During the course of its research on Norplant, PRI found support
from an unexpected source. Officials at the FDA and at Norplant's
manufacturer, Wyeth-Ayerst, were also concerned about the adverse
medical conditions being reported. After reviewing data collected
through FDA's voluntary reporting system (known as MedWatch), two
FDA officials authored an article in <Obstetrics and Gynecology>
about adverse conditions related to Norplant insertion.

These FDA officials concluded that "reporting rates for stroke and
<pseudo tumor cerebri> (which reflect under-reporting of an
unknown magnitude) were close enough to the expected rates (which
reflect all causes) to suggest that Norplant users may be at an
increased risk of developing these disorders."[5]

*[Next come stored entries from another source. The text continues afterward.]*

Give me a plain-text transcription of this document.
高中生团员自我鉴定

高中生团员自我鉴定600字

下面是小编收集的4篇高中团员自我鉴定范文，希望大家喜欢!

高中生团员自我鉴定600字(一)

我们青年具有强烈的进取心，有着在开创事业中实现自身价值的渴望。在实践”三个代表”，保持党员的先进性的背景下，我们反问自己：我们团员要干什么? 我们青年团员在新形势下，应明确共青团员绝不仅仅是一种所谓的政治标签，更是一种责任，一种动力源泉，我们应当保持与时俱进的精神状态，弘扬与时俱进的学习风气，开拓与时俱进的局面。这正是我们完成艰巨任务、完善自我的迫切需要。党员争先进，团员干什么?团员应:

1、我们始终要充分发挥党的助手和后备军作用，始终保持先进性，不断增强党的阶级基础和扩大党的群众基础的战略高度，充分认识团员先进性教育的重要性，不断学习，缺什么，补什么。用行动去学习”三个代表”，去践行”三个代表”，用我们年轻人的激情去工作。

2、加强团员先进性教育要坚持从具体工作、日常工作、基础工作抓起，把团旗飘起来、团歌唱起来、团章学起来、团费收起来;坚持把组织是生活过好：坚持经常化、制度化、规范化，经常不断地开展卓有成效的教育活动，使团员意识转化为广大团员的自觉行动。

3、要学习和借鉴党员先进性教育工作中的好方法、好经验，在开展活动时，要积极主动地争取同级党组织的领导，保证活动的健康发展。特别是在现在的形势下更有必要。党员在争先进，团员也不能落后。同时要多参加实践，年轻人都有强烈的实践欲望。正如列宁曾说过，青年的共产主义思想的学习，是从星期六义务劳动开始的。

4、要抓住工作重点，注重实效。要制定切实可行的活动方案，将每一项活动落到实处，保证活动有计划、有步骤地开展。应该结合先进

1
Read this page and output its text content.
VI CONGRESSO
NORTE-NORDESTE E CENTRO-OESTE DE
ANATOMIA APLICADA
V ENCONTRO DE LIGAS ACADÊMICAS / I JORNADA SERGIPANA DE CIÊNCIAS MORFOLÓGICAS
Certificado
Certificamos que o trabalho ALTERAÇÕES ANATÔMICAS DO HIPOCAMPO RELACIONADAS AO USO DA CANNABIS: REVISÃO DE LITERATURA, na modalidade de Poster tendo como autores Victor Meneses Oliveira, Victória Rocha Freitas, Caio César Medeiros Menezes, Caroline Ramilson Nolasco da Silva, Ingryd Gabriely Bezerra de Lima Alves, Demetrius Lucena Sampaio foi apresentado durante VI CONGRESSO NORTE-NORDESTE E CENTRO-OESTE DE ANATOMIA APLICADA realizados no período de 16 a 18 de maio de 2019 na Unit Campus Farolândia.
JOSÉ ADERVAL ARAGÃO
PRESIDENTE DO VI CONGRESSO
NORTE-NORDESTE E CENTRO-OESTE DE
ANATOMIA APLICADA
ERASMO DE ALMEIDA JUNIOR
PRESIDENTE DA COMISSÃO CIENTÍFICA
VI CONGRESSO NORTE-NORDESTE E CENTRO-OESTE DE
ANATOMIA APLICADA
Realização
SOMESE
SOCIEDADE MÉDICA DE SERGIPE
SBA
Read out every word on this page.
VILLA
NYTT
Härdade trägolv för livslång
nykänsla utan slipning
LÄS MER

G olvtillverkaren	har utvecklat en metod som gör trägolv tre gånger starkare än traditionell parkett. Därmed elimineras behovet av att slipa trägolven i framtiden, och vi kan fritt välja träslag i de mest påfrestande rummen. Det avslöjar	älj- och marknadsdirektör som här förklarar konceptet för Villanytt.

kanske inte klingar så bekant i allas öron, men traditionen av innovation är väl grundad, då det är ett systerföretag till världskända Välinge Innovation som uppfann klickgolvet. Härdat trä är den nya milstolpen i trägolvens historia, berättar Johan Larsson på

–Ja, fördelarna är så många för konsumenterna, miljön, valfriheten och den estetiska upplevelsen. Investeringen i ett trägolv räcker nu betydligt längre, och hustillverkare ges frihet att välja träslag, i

On 24 July 1994 Wyeth-Ayerst itself promulgated a revised and
greatly expanded set of guidelines for doctors and clinics
involved in the sale and insertion of Norplant. These new
guidelines went far beyond those which had originally been issued,
mentioning no fewer than 23 new, separate adverse health
conditions related to Norplant, including <pseudo tumor cerebri>,
stroke, arm pain and numbness.

Unfortunately this new information on adverse health conditions is
alleged not to have been provided to the hundreds of thousands of
women currently using Norplant, nor, it is further alleged, were
physicians or clinics required to inform prospective Norplant
users of this new information.[6]

A further indication that Wyeth-Ayerst was itself uneasy about
Norplant's side effects came in the form of an article, dated 17
September 1995, in the <Cleveland Plain Dealer.> The article
revealed that Norplant's manufacturer has undertaken a major long-
term study of Norplant's effects, especially on the teenage girls
who were among the principal consumers of this new drug delivery
system when it first appeared on the market.

The story also asserts that, at the time when Norplant was first
approved for use in the United States, certain FDA officials were
uneasy about the "difference in reporting side effects. between
Norplant trials conducted in the United States and those conducted
in the developing world. PRI's own petition offers further
documentation on this point, leaving little doubt that some
"studies" of Norplant conducted in the developing world have been
both ethically unsound and scientifically questionable.

"While I do not wish to predict what action the FDA will take in
this election year," Mosher commented. "I believe that we at PRI
have submitted a very strong petition, backed by convincing
documentation, that Norplant should be taken off the market. If
this happens, women not only in the U.S., but around the world,
will benefit."

Paul Gallagher is the editor of <HLI Reports.>

ENDNOTES

1 PRI staff, "Norplant alleged to cause blindness," <Population
Research Institute Review,> May 1996; 6(3):5.

2 Ibid.

3 Findings, "Hormone may increase AIDS risk, <The Washington
Post,> 6 May 1996 p. A6 also NICHD News Notes, National Institutes
of Health, "Monkeys given progesterone more likely to become
infected with HIV," 6 May 1996.

4 Steiner, M; Piedrahita, C; Joanis, C; Glover, L; Spruyt A,
"Condom breakage and slippage rates among study participants in
eight countries," <International Family Planning Perspectives>,
June 1994; 20(2):55-8.

6 Wysowski, DK and Green, L. "Serious adverse events in Norplant
users reported to the Food and Drug Administration's Medwatch
spontaneous reporting system. <Obstetrics and Gynecology>
85(4):538-42.

6 <Jane Doe v. Wyeth-Ayerst>, notice of emergency motion, filed in
Circuit Court of Cook County, Illinois 93 L 11096.

Taken from the August 1996 issue of "HLI Reports."